When Tanzi reached Cudjoe Key, about 20 miles shy of Key West, he strangled Acosta and buried her in a secluded place. Prosecutors said that Acosta's kidnapping lasted about four hours before the murder.
“If I had let her go, I was gonna get caught quicker," he told police during a confession. "I didn’t want to get caught. I was having too much fun ... I told her, I says, 'I can’t let you go. If I let you go, then I’m gonna be in a lot of trouble.’”
Tanzi spent the next two days shopping, buying a new wardrobe, marijuana and food. Police officers arrested Tanzi after seeing him get into Acosta’s van in downtown Key West.
Police recovered Acosta's body after Tanzi showed them where he buried her.

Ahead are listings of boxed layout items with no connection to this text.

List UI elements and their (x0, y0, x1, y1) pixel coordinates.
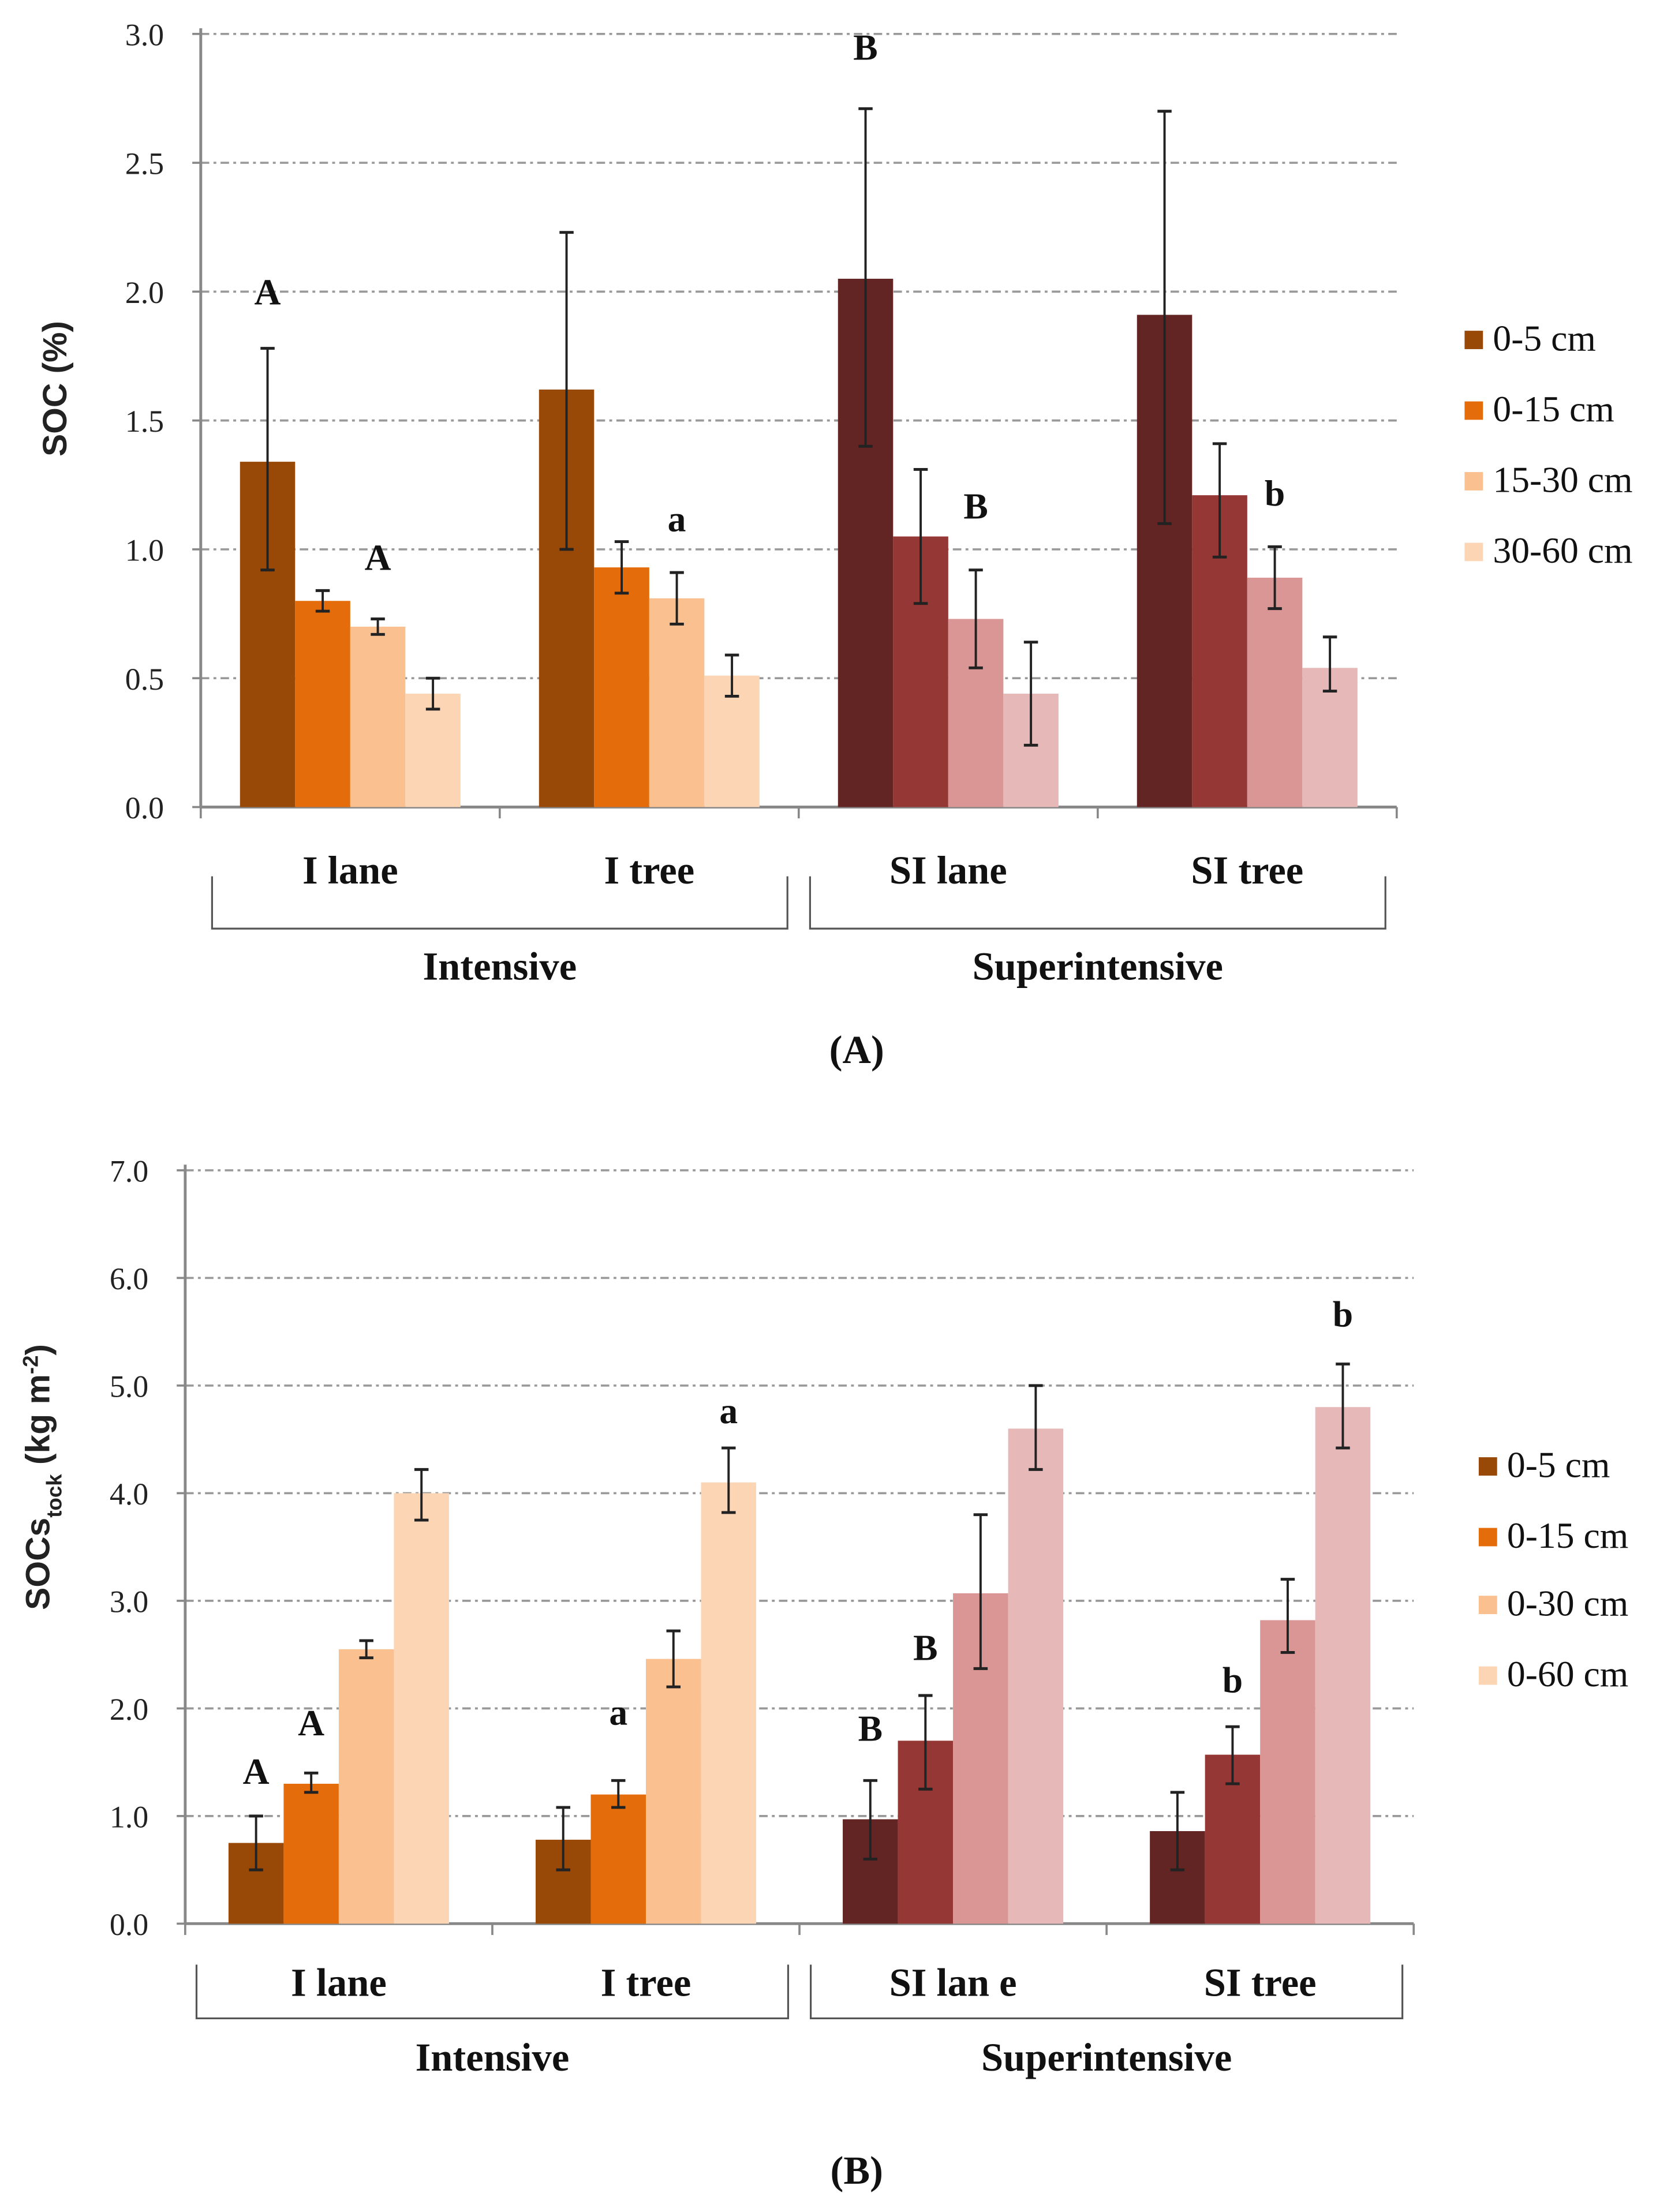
legend-swatch (1478, 1528, 1497, 1547)
y-tick-label: 1.0 (110, 1799, 148, 1834)
significance-letter: B (913, 1627, 937, 1668)
significance-letter: b (1333, 1293, 1353, 1334)
chart-panel-b: 0.0 1.0 2.0 3.0 4.0 5.0 6.0 7.0 I lane I tree SI l… (18, 1154, 1628, 2192)
significance-letter: B (853, 27, 877, 68)
y-tick-label: 1.0 (125, 533, 164, 568)
legend-label: 0-5 cm (1493, 317, 1596, 358)
y-axis-label: SOCstock (kg m-2) (18, 1344, 66, 1610)
y-tick-label: 4.0 (110, 1477, 148, 1511)
category-label: SI tree (1191, 848, 1303, 892)
y-axis-label-part: (kg m (20, 1374, 57, 1474)
bar (1315, 1407, 1371, 1924)
bar (338, 1649, 394, 1924)
y-axis-label-part: SOCs (20, 1518, 57, 1610)
legend-label: 0-15 cm (1507, 1515, 1628, 1556)
y-tick-label: 3.0 (125, 17, 164, 52)
category-label: SI lan e (889, 1960, 1017, 2004)
legend-label: 0-30 cm (1507, 1582, 1628, 1623)
category-label: I tree (601, 1960, 691, 2004)
y-axis-label-part: ) (20, 1344, 57, 1356)
legend-swatch (1464, 472, 1483, 491)
significance-letter: A (243, 1751, 270, 1792)
y-tick-label: 2.0 (125, 275, 164, 310)
bar (350, 626, 406, 807)
significance-letter: A (255, 272, 281, 313)
legend-label: 0-60 cm (1507, 1653, 1628, 1694)
group-label: Intensive (423, 944, 577, 988)
bar (649, 598, 705, 807)
bar (295, 601, 350, 807)
bar (1247, 578, 1303, 807)
y-tick-label: 2.0 (110, 1692, 148, 1727)
y-axis-label-part: tock (42, 1474, 66, 1518)
legend-label: 0-5 cm (1507, 1444, 1610, 1485)
category-label: I lane (302, 848, 398, 892)
significance-letter: A (365, 537, 391, 578)
significance-letter: a (719, 1390, 738, 1431)
category-label: SI lane (889, 848, 1007, 892)
significance-letter: B (858, 1708, 883, 1749)
significance-letter: a (609, 1691, 627, 1732)
significance-letter: A (298, 1702, 324, 1743)
significance-letter: a (668, 499, 686, 540)
y-tick-label: 2.5 (125, 147, 164, 181)
significance-letter: B (963, 485, 988, 526)
legend-swatch (1464, 401, 1483, 420)
y-tick-label: 0.0 (125, 791, 164, 825)
y-tick-label: 1.5 (125, 404, 164, 439)
y-tick-label: 5.0 (110, 1369, 148, 1404)
group-bracket (810, 1964, 1404, 2020)
category-label: I tree (604, 848, 694, 892)
group-bracket (195, 1964, 790, 2020)
panel-label: (B) (831, 2149, 883, 2192)
group-bracket (809, 876, 1386, 930)
legend-label: 30-60 cm (1493, 530, 1632, 571)
y-axis-label: SOC (%) (36, 321, 74, 456)
bar (646, 1659, 701, 1924)
bar (405, 694, 461, 807)
chart-panel-a: 0.0 0.5 1.0 1.5 2.0 2.5 3.0 I lane I tree SI lane… (36, 17, 1632, 1071)
category-label: I lane (291, 1960, 387, 2004)
y-tick-label: 6.0 (110, 1262, 148, 1296)
bar (394, 1493, 449, 1924)
panel-label: (A) (829, 1028, 884, 1072)
category-label: SI tree (1204, 1960, 1317, 2004)
bar (1260, 1620, 1315, 1924)
y-tick-label: 3.0 (110, 1584, 148, 1619)
group-label: Intensive (416, 2035, 570, 2079)
legend-swatch (1478, 1457, 1497, 1476)
y-tick-label: 0.5 (125, 662, 164, 697)
legend-swatch (1464, 542, 1483, 562)
bar (590, 1794, 646, 1924)
legend-swatch (1478, 1596, 1497, 1614)
legend-label: 15-30 cm (1493, 459, 1632, 500)
group-label: Superintensive (973, 944, 1223, 988)
group-bracket (211, 876, 788, 930)
legend-label: 0-15 cm (1493, 388, 1614, 429)
legend-swatch (1478, 1666, 1497, 1685)
group-label: Superintensive (981, 2035, 1232, 2079)
bar (701, 1482, 757, 1924)
bar (1008, 1428, 1064, 1924)
y-tick-label: 7.0 (110, 1154, 148, 1189)
bar (283, 1783, 339, 1924)
y-axis-label-part: -2 (18, 1356, 42, 1375)
significance-letter: b (1265, 473, 1285, 514)
y-tick-label: 0.0 (110, 1907, 148, 1942)
bar (594, 567, 649, 807)
significance-letter: b (1223, 1659, 1243, 1700)
legend-swatch (1464, 331, 1483, 349)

Janet Acosta was not Michael Tanzi's first murder victim: Police
Tanzi began committing a string of crimes in the suburbs of Boston as a young man. He was arrested in 1998, when he was around 21 years old, after stealing a van and breaking into a home in the Boston suburb of Brockton.
He was sentenced to 18 months in prison but only served six months and was released in August 1999.
After Tanzi's arrest for Acosta's murder, police say he confessed to killing Caroline Holder in Brockton, Massachusetts just a few months earlier, according to court records.
Holder was stabbed to death and beaten while she was working at a laundromat, according to reporting from the Tampa Bay Times.
"What we have here is a fledgling serial killer," Miami police Detective Frank Casanovas said at the time, according to an archived story in the Miami Herald.
Tanzi never faced extradition for Holder's killing because of his death sentence for Acosta's murder.
Michael Tanzi's attorneys describe troubled childhood
Born in 1977 in the suburbs of Boston, Tanzi's attorneys describe his childhood as one full of loss, abuse and a lack of stability. They say he was sexually molested by a childhood friend and physically and emotionally abused by his father.
Tanzi's father became more violent toward his son as he was diagnosed with pancreatic cancer. According to Tanzi's mother, the abuse made Tanzi become more disruptive, angry and troublesome, according to court records.
One of Tanzi's friends said that Tanzi’s father once slammed the boy's head into the side of a truck, according to court records. Meanwhile his mother was "not home that much," according to the friend.
Tanzi also had many problems in school, academically and socially.
“Mike didn’t get along with too many kids at all," his mother said, according to court records. "He was always angry or fighting with them over something."
When Tanzi was around 11, his mother tried to take him to a meeting for sexual abuse victims, something he was vehemently against.
“He didn’t want to face it," she said. "He didn’t want to talk to people about anything that had happened to him."
Michael Tanzi’s lawyers say he is too big to be executed
In appeals filed by his lawyers in recent weeks, Tanzi’s lawyers have argued that he shouldn't be executed because of his complicated health condition.
In a filing with the Florida Supreme Court, Tanzi’s lawyers describe Tanzi as a morbidly obese man with sciatica, a nerve condition they say affects his back and could cause him to suffer pain leading up to a lethal injection because he'd have to lie down and be restrained.
“Being in this position and suffering 'severe sciatic nerve pain' would require DOC ‘to torture him simply to establish and maintain two working intravenous sites,’” Tanzi’s defense lawyers said.
They also argued that Tanzi’s size could cause a sedative to not work, which would allow him to experience pain.
The Florida Attorney General’s Office argued against those concerns.
“Tanzi fails to offer any support for his groundless assertion that the massive dose of etomidate, that has been repeatedly and successfully used in Florida’s lethal injection protocol, will not work for him,” court records said.
The Florida Supreme Court sided with the state and rejected Tanzi's concerns last week, meaning his last hope for a reprieve lies with the U.S. Supreme Court or through a pardon by Republican Gov. Ron DeSantis, who signed Tanzi's death warrant in March.